Step 3: Design the benchmark. The assistant chooses concurrency levels and prompt counts that match the methodology used throughout the optimization campaign, enabling direct comparison. The use of sglang.bench_serving with standardized parameters ensures reproducible results.
Step 4: Execute and monitor. The assistant launches the benchmark as a background process and sets up a polling loop to track progress. The polling interval (30 seconds) and timeout (13 minutes) are chosen to balance responsiveness with patience — the benchmark could take several minutes at high concurrency.
Step 5: Collect results. The final command dumps the complete log, showing the C=1 results. The assistant would then use these numbers to evaluate whether PD disaggregation achieved its goals.
Mistakes or Incorrect Assumptions
While the message is generally well-reasoned, there are some potential issues:
The polling loop has a race condition. The assistant checks for ALL_DONE_PD in the log file, but the benchmark script writes this sentinel only after all three concurrency levels complete. If the script crashes mid-way through (e.g., at C=16), the polling loop would wait until the 13-minute timeout without reporting the failure. A more robust approach would check for intermediate completion signals or monitor the process PID.
The grep filter may miss important metrics. By filtering for only six specific metric lines, the assistant might miss warning messages, error reports, or diagnostic information that the benchmark tool outputs. If the benchmark encounters issues (e.g., timeout errors, NCCL failures), those would be hidden by the grep filter.
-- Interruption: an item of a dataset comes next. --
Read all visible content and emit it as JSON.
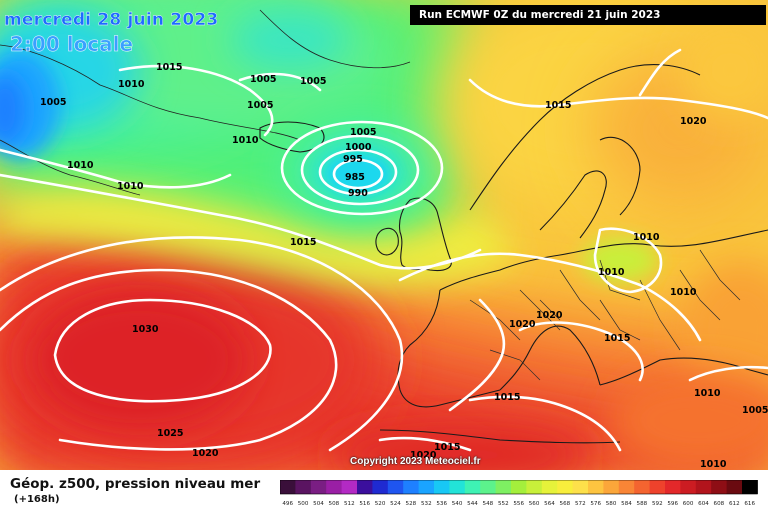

The assumption that C=1 results are representative. The C=1 benchmark with 8 prompts is a very light load. The single-GPU decode throughput at C=1 may not reflect the benefits of PD disaggregation, which are most apparent under high concurrency where prefill and decode would otherwise compete for GPU resources. The C=16 and C=64 results (truncated in this message) would be more informative.
The model path assumption. The assistant hardcodes the model path /root/models/DeepSeek-V4-Flash-NVFP4 in the sweep script. If the model were moved or renamed, the benchmark would fail silently (the sglang.bench_serving command would error, but the error would be swallowed by the grep filter).
Conclusion
Message 12675 captures a pivotal moment in a complex ML engineering deployment. After weeks of kernel optimization, bottleneck diagnosis, and infrastructure configuration, the assistant finally benchmarks the PD disaggregated pipeline. The reasoning shows a clear understanding of the architecture, the expected benefits, and the methodology needed to validate the deployment. The benchmark design is pragmatic and comparable with earlier results. The partial output confirms the pipeline works correctly at low concurrency.
What makes this message particularly interesting is what it represents: the transition from optimization to validation. The assistant has spent many messages building custom kernels, fixing bottlenecks, and configuring services. Now it must prove that all that work actually pays off in measurable throughput improvement. The PD disaggregation benchmark is the final exam for the entire optimization campaign — and this message is the moment the exam begins.